É imperativo que os evangélicos sejam enquadrados na sociedade e colocados em seus devidos lugares antes que comecem a matar em nome de Deus, como vaticinou o saudoso Leonel Brizola. É um tremendo desacerto conjuntural considerar aumentar o protagonismo dessa instituição em detrimento de pautas inclusivas e de defesa dos direitos da coletividade, estabelecendo e se submetendo a uma espécie de quinto poder na sociedade. O desacerto é ainda maior quando o PT dá voz a um coordenador de núcleo religioso que parece objetivar o aumento de seu status quo dentro da religião e da política, colocando sua vaidade acima dos interesses do partido e dos eleitores do segmento. Repito e me explico: a ideia de exercer poder religioso sobre os demais é fascinante e deixa gente — tanto ignorante quanto esclarecida, de direita ou de esquerda — fascinada. E tudo sob a “legalidade” do nome de Jesus e da desatenção de muitos cidadãos e cidadãs.

Aproveitemo-nos do fetiche que os evangélicos têm por perseguição e comecemos a defender a regulamentação do que eles falam fora do ambiente religioso, sobretudo nos parlamentos e nas casas legislativas. Eles dirão que as profecias estão se cumprindo, e nós diremos que é só o começo das dores jurídicas às quais serão submetidos se não aprenderem a respeitar as diferenças. Vai defender a sua fé na casa do calvário. O Estado é laico. Ninguém é obrigado a ouvir que sua religião é do demônio, que sua orientação sexual é diabólica, que sua existência é inadequada, sem ter o direito de reagir juridicamente a esses absurdos. Liberdade de expressão para oprimir o outro não faz parte da democracia.
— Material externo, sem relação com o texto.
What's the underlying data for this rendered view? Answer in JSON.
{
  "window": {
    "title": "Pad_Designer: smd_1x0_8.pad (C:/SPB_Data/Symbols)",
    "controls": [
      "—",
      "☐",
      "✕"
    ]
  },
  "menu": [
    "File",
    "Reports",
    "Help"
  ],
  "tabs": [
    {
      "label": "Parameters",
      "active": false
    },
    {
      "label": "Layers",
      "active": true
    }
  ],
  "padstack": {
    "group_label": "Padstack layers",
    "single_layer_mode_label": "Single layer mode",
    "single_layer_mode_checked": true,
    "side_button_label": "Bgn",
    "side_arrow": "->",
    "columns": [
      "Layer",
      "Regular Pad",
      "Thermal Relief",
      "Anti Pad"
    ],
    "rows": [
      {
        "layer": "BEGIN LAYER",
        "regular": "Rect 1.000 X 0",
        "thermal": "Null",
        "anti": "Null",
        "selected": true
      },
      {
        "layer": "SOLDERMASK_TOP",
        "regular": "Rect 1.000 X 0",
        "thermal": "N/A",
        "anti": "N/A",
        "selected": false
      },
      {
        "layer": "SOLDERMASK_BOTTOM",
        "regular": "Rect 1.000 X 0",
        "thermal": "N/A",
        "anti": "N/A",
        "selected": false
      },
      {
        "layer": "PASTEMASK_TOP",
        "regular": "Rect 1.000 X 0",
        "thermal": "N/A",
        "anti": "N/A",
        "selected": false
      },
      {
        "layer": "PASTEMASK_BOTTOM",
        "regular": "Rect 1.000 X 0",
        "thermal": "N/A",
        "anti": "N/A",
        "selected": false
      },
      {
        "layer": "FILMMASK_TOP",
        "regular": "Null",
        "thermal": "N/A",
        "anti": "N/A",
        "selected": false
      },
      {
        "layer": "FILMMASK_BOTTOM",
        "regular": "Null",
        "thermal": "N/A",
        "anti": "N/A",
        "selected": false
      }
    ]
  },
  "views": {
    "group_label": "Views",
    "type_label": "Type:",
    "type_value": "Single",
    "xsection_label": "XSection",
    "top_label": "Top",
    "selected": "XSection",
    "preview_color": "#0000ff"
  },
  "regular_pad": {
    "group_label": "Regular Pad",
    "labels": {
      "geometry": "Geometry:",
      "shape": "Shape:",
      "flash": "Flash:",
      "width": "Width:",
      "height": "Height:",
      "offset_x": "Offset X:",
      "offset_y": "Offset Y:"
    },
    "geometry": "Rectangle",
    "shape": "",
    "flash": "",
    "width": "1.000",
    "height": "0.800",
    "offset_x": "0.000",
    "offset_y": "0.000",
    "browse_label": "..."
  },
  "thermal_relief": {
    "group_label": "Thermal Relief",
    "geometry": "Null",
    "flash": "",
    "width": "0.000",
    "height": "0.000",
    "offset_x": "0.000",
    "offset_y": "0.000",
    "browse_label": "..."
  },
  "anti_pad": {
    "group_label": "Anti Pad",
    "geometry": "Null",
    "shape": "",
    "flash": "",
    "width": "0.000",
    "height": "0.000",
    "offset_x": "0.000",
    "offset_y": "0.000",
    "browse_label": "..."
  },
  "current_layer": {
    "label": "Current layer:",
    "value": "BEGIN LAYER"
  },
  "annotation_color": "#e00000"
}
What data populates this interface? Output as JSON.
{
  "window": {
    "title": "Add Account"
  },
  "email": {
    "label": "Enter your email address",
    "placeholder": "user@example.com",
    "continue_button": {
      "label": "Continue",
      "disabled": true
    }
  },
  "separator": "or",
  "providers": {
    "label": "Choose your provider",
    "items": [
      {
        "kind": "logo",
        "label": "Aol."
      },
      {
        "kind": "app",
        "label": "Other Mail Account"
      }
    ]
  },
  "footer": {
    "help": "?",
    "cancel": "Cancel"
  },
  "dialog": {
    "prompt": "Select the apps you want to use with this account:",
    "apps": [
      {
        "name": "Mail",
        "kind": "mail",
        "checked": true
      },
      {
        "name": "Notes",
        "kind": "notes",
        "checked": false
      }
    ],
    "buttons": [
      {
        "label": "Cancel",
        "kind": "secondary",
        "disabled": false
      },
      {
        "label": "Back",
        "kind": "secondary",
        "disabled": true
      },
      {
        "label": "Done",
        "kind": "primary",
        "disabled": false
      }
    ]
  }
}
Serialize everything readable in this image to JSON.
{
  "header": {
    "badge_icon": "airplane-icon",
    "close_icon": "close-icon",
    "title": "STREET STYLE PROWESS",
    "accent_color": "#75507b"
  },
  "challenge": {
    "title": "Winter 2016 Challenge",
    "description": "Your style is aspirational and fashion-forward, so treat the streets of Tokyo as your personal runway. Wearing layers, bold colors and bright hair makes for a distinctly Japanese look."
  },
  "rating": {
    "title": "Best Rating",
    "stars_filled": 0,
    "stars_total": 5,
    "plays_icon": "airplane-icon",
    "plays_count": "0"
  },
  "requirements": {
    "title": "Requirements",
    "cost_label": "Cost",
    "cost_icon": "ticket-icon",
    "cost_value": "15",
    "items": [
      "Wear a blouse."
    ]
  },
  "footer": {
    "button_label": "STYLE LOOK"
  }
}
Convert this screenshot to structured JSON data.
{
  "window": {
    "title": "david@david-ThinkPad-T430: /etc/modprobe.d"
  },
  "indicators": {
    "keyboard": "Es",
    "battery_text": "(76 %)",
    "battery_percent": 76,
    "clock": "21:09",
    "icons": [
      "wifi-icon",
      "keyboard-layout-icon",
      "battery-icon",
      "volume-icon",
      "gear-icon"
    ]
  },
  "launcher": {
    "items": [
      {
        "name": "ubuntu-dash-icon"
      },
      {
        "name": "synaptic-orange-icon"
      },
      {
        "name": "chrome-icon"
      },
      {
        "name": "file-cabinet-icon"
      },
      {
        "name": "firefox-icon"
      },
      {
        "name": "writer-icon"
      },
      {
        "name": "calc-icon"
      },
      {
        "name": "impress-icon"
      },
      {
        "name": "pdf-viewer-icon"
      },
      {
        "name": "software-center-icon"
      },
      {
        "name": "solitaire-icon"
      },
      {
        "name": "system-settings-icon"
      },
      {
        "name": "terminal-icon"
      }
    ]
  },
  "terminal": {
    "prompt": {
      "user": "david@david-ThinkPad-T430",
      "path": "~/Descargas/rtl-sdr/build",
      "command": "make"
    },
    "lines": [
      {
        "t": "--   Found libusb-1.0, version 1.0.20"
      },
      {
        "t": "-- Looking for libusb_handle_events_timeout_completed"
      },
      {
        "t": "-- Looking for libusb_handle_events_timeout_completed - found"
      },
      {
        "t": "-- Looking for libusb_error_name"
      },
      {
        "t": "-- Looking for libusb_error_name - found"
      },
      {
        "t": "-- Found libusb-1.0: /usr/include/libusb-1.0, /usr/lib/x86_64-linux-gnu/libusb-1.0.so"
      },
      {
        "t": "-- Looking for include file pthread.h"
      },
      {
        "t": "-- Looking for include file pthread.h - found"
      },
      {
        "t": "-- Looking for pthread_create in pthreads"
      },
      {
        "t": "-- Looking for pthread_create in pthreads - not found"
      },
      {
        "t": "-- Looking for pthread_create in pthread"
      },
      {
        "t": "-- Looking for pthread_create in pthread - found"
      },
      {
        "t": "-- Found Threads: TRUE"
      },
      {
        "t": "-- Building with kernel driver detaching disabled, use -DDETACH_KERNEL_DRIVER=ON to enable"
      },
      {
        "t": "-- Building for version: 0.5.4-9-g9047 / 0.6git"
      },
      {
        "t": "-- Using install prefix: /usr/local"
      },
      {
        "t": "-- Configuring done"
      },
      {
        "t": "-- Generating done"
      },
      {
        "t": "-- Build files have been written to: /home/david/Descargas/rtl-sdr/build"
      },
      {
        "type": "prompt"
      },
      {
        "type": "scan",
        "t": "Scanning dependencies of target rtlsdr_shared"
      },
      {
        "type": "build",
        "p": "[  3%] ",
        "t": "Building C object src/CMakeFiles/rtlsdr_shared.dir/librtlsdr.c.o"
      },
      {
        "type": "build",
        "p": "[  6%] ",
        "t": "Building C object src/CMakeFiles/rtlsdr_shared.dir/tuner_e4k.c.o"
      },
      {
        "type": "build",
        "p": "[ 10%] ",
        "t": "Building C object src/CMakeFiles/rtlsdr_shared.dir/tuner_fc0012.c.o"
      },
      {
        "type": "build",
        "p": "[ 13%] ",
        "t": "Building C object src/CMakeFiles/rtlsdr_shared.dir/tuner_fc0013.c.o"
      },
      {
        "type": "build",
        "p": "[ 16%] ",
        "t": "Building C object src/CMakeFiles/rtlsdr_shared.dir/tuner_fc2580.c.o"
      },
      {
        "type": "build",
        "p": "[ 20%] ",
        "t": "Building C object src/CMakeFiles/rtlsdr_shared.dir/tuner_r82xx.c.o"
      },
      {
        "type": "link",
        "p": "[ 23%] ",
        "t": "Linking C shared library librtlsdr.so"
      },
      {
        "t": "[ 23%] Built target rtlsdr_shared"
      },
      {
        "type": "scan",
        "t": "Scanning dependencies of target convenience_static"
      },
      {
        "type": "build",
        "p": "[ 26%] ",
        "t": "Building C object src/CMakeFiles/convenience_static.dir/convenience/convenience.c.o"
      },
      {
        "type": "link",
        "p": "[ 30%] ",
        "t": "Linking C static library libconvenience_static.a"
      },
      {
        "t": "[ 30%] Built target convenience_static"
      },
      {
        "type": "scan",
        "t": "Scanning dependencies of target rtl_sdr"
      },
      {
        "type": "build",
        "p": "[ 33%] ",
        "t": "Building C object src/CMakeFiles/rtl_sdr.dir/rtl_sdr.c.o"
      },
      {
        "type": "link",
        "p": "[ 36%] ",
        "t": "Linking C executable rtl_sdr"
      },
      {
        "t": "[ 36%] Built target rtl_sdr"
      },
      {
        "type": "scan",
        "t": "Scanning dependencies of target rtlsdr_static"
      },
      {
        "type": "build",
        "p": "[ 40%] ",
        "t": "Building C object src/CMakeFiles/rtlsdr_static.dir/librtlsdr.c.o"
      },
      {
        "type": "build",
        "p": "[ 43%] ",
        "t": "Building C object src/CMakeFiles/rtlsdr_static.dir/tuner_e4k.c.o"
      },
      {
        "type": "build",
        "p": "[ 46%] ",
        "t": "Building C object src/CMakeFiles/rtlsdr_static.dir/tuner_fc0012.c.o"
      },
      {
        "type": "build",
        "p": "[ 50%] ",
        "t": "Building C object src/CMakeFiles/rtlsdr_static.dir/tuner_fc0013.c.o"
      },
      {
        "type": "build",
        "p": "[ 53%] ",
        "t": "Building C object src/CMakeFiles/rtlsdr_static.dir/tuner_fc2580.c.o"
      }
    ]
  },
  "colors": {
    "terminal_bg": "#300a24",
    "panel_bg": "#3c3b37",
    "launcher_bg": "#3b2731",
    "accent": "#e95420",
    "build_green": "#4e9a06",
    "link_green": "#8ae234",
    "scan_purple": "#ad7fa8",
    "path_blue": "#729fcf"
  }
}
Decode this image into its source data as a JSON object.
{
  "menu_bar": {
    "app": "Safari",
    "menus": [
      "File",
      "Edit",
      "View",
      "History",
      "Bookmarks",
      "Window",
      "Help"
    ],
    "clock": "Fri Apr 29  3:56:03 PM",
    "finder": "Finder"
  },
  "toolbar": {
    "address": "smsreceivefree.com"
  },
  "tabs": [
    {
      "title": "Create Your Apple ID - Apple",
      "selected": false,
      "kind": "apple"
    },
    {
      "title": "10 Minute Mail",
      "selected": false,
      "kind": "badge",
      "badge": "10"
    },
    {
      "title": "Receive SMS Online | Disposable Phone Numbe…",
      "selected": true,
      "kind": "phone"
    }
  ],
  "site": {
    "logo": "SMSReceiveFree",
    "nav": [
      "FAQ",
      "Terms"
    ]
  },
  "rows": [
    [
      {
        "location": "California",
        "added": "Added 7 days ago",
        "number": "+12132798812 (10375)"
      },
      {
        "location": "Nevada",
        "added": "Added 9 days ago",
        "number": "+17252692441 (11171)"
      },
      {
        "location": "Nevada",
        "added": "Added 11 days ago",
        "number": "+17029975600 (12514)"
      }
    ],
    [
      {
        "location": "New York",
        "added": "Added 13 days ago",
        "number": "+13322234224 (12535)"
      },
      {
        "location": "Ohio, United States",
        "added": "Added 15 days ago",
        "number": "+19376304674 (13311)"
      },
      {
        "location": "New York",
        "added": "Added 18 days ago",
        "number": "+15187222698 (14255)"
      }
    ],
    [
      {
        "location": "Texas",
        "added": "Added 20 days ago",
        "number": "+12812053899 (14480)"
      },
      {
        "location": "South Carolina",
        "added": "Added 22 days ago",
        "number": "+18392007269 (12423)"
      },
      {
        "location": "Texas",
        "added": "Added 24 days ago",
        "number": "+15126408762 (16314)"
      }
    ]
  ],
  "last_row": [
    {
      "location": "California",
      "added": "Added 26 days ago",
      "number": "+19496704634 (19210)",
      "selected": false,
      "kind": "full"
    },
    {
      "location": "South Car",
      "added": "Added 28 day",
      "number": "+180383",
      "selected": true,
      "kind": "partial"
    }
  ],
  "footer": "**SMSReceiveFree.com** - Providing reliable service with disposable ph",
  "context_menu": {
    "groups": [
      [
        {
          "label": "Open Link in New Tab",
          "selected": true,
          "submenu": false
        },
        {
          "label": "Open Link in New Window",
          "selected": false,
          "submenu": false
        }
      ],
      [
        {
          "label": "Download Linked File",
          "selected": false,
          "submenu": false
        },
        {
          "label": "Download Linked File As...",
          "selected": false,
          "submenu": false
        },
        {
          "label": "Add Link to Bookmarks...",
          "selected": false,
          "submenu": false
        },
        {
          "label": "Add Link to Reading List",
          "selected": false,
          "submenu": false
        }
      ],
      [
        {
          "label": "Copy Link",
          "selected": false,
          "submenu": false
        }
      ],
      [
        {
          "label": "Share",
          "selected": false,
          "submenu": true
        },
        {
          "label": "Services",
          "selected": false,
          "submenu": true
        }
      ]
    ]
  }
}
Principalmente num momento em que mais grupos fundamentalistas ganham espaço na sociedade, defendendo uma masculinidade primitiva como resgate da essência divina do homem.

Jovens e adolescentes estão sendo seduzidos por tais discursos, que colocam a inadequação social de incels e redpills ao processo civilizatório e ao “não” que recebem das mulheres como mandamentos da lei divina. Há uma ligação entre a igreja evangélica e tais movimentos, que são uma espécie de upgrade na retórica imperialista contida no projeto de poder neopentecostal. É a potencialização da teologia do domínio através da instrumentalização de atores diversos e aparentemente independentes do sistema religioso que pretende governar o país. E as big techs também estão por trás do financiamento desses atores formadores de um caos subjetivo sob a égide de suas opiniões conservadoras. A onda de pastores mirins que vem tomando conta das redes sociais é um exemplo. Ou reagimos a isso, ou uma inquisição evangélica nos espera. Brizola nos avisou.